Developers are seemingly constantly finding new ways to use the Oculus Rift and the shifted perspective it provides players. Greenwood Games have hit on something with their horror game alone. When you slip on the Rift you find yourself sat on a sofa in a living room playing a game on the television before you.

That doesn’t sound so horrific. It’s when things in the game start slipping into the living room that you’ve cause to be afraid.

If you have a Rift developer kit already I’d suggest skipping the rest of this post and simply trying out the demo of the game for yourself.

If, like me, you’re without a virtual reality headset then watch this playthrough:

The way it works is that you’re alone in a large empty house in a forest, all the windows are open and the lights are off. In front of you is a television playing a copy of a horror game, The Witching Hour. Set in the 1800s, as you play you come across notes about what horrors have taken place in the manor. The notes feed hints to you about what you should listen out for. You learn about the body being dragged across the floor in the attic just as you hear that same sound in the game. The sound’s not coming from the television, though, but from the ceiling above you in the virtual house.

Reports have it that this game within in a game construct is more immersive than other games on the Rift. In the case of VR Brotherhood he felt no compulsion to take the Rift off and search out the sounds in the real world, as he usually does with horror games, instead treating the virtual home environment as real.

I can’t wait to try it out.

Alone’s currently raising funds on Kickstarter, it’s close to $4,000 of its $25,000 target. And you can see what will be offered in the final version of the game through this pitch video:

As exciting an idea for a game alone is, and it is definitely that. I’d like to see other studios take it further.
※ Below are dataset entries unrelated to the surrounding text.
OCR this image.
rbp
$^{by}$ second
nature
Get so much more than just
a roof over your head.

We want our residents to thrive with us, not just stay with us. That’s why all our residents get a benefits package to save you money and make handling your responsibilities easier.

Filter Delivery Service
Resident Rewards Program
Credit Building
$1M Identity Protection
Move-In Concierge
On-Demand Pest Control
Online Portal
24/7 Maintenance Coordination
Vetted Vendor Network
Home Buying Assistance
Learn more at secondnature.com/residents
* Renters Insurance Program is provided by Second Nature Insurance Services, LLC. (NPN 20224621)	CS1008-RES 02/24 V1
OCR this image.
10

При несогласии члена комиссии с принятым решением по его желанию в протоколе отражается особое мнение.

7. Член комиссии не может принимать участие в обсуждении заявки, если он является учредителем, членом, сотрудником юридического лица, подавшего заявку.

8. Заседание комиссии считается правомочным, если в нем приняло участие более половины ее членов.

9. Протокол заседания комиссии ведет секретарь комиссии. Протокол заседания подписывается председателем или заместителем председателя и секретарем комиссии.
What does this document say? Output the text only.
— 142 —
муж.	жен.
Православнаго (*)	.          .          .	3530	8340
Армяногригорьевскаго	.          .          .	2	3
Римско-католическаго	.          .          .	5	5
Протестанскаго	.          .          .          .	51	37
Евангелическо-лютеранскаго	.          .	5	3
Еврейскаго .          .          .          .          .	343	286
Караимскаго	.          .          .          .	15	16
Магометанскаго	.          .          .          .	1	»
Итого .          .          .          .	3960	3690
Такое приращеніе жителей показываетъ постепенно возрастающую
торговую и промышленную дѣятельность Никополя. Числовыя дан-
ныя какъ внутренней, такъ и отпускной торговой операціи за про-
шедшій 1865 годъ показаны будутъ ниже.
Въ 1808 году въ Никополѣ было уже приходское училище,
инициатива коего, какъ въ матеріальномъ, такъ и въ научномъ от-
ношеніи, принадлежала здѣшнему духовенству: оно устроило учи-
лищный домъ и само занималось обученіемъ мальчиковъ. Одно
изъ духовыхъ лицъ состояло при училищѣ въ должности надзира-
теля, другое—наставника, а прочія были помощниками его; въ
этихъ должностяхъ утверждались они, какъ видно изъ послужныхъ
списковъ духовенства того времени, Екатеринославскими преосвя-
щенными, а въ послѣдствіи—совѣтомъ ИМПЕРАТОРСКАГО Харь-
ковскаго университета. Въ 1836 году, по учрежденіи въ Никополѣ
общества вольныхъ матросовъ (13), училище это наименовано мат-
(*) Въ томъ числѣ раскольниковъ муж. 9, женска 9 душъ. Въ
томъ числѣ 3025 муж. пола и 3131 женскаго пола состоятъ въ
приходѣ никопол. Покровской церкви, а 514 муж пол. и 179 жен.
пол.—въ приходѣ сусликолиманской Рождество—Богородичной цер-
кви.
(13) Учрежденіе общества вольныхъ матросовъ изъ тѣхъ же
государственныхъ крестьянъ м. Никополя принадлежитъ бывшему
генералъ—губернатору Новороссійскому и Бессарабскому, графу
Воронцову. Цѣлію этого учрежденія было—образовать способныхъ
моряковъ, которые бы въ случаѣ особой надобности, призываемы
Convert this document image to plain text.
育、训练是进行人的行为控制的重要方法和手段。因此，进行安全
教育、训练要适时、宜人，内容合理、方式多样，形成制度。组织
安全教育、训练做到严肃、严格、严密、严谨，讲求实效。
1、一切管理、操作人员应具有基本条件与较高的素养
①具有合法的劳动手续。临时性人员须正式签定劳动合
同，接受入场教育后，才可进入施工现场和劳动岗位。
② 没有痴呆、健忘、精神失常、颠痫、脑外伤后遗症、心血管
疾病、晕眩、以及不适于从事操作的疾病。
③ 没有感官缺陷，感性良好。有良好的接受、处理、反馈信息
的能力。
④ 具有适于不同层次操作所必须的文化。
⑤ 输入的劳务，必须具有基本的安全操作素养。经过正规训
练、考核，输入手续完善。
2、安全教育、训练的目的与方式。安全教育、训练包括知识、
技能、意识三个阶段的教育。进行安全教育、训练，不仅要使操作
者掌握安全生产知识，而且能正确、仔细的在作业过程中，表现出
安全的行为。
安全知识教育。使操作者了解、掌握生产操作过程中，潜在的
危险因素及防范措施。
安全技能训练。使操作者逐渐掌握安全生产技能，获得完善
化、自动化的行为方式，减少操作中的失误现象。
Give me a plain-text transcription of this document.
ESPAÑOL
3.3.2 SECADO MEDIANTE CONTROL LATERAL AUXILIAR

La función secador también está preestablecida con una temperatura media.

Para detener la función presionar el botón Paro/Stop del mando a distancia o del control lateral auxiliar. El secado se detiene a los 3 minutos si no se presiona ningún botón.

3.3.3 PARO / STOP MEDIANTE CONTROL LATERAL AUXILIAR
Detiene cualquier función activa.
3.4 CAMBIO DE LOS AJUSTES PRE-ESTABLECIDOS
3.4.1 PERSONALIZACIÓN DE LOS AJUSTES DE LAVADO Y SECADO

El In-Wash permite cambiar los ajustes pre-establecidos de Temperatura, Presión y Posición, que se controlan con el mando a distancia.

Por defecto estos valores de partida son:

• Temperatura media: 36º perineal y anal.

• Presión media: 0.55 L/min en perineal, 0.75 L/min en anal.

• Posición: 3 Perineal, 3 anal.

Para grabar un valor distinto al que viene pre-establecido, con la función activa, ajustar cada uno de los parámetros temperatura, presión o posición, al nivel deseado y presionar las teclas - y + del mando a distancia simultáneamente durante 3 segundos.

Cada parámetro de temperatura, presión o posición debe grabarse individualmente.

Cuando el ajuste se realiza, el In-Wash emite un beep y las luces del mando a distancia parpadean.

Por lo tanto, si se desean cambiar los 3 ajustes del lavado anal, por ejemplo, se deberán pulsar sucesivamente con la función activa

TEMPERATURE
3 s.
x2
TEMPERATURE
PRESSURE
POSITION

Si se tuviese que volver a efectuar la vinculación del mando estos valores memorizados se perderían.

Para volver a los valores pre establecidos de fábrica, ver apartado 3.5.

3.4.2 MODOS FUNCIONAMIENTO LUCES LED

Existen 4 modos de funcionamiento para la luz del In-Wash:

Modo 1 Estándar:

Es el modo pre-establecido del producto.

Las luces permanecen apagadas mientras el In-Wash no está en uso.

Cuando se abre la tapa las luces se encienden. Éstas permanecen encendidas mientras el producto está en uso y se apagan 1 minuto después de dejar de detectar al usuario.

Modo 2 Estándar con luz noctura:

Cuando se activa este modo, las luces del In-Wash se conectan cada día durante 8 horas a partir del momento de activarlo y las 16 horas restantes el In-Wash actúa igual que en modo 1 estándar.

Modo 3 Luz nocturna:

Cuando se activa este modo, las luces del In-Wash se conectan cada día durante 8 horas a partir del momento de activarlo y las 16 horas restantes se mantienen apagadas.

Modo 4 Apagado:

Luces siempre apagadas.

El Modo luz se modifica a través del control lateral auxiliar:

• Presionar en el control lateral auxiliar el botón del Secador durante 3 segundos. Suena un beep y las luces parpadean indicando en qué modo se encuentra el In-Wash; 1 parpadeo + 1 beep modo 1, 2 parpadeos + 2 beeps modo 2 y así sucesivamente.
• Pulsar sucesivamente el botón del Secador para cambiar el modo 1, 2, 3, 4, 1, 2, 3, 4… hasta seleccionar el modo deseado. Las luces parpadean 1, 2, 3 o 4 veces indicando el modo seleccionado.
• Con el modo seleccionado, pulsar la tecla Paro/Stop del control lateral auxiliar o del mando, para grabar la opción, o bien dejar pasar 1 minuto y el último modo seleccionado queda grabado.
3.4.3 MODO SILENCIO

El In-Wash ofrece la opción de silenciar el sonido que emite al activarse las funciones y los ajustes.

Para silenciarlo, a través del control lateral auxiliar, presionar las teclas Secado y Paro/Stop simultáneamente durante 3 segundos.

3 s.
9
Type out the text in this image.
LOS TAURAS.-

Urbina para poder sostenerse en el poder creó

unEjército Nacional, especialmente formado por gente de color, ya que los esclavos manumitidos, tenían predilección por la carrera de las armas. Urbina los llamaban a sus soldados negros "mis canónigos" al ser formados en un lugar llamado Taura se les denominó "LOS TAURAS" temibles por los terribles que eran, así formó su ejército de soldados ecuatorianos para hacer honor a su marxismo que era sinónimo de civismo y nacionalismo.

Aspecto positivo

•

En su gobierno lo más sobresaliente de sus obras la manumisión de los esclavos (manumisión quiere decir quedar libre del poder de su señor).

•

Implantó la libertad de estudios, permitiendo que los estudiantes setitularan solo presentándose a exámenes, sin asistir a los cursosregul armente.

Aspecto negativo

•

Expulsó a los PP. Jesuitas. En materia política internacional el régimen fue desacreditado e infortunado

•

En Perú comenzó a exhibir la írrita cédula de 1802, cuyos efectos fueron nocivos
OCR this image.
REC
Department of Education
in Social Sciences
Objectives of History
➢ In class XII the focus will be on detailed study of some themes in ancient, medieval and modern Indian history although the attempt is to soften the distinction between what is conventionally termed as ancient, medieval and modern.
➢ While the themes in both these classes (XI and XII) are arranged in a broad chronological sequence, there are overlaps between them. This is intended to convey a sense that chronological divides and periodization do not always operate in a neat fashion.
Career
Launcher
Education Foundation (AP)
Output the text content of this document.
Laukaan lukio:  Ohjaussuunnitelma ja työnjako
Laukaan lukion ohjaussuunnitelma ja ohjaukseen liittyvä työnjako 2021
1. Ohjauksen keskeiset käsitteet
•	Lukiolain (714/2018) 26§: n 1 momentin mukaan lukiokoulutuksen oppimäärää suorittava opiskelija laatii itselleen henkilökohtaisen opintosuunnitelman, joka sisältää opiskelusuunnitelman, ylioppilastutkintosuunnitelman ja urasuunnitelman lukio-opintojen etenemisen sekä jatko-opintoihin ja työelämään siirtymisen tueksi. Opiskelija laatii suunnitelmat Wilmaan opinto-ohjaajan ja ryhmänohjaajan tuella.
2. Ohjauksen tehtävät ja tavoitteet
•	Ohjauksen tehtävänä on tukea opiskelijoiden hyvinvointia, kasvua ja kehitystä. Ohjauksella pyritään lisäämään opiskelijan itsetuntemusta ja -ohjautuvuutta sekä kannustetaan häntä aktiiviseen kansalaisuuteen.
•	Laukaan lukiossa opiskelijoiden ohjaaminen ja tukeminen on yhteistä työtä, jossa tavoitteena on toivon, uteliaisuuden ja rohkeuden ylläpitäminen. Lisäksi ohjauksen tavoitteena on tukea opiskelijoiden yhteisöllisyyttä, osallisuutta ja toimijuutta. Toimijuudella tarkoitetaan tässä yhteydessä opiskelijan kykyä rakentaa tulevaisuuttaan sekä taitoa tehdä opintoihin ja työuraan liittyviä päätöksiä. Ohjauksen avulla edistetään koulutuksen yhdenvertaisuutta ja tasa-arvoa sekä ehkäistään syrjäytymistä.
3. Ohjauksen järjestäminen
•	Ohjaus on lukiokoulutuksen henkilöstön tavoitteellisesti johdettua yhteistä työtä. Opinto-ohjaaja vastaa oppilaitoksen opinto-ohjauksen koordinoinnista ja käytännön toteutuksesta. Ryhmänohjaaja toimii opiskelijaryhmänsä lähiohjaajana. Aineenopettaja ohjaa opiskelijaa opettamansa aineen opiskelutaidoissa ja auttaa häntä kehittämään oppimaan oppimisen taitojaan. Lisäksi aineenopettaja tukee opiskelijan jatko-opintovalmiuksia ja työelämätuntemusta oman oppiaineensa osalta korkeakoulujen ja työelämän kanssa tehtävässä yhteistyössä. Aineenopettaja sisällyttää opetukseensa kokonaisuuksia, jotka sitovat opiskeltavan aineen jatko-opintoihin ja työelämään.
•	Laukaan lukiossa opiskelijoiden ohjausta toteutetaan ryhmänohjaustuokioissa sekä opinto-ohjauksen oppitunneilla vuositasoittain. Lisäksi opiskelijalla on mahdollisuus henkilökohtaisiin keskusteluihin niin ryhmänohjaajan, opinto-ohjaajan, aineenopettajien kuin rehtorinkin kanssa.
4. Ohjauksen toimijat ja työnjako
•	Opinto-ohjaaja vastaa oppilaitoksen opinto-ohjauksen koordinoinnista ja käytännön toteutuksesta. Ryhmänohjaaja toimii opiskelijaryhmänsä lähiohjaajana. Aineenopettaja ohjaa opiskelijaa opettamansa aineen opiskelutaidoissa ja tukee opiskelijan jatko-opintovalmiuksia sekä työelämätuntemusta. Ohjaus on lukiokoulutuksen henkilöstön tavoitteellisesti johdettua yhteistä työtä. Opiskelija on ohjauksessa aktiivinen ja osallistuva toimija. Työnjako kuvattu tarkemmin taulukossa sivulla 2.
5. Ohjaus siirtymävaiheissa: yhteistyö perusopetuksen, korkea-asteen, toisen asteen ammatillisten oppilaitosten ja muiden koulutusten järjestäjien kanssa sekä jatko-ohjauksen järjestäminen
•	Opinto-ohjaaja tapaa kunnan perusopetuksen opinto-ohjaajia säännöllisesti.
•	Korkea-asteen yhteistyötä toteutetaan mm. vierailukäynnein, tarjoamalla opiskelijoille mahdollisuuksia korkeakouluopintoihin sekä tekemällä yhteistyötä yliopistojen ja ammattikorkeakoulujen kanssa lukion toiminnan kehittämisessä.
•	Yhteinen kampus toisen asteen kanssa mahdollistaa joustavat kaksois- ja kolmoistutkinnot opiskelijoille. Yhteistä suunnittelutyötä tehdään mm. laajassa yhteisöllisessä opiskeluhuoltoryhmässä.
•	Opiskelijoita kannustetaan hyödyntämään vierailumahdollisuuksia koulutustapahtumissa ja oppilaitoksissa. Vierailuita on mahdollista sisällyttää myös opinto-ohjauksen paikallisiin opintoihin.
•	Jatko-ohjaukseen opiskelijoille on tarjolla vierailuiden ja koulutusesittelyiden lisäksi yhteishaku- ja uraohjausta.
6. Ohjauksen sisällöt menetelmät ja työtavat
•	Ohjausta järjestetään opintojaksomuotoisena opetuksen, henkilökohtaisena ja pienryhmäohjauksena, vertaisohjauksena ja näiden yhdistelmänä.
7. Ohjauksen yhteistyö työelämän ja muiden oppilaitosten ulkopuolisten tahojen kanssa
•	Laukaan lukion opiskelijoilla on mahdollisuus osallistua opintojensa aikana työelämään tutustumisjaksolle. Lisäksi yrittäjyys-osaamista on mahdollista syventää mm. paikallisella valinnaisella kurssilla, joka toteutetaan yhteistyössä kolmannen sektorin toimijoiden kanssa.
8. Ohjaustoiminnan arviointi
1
At Gamescom I was able to try out Oculus’ virtual cinema software. It seats you in an empty cinema and throws up any .avi file you have available onto a virtual screen. It’s an eerie experience watching a film in that way but it had me forget pretty quickly I wasn’t actually in a cinema. Now if production companies coupled that virtual cinema with what Greenwood are doing in Alone you could see special releases of films where the cinema could alter to fit what was going on onscreen. Fill the cinema with fog when the film took the action into the swamp. Have shadows flicker across the walls but have the person casting them always be just out of your vision. It could make for something completely enthralling.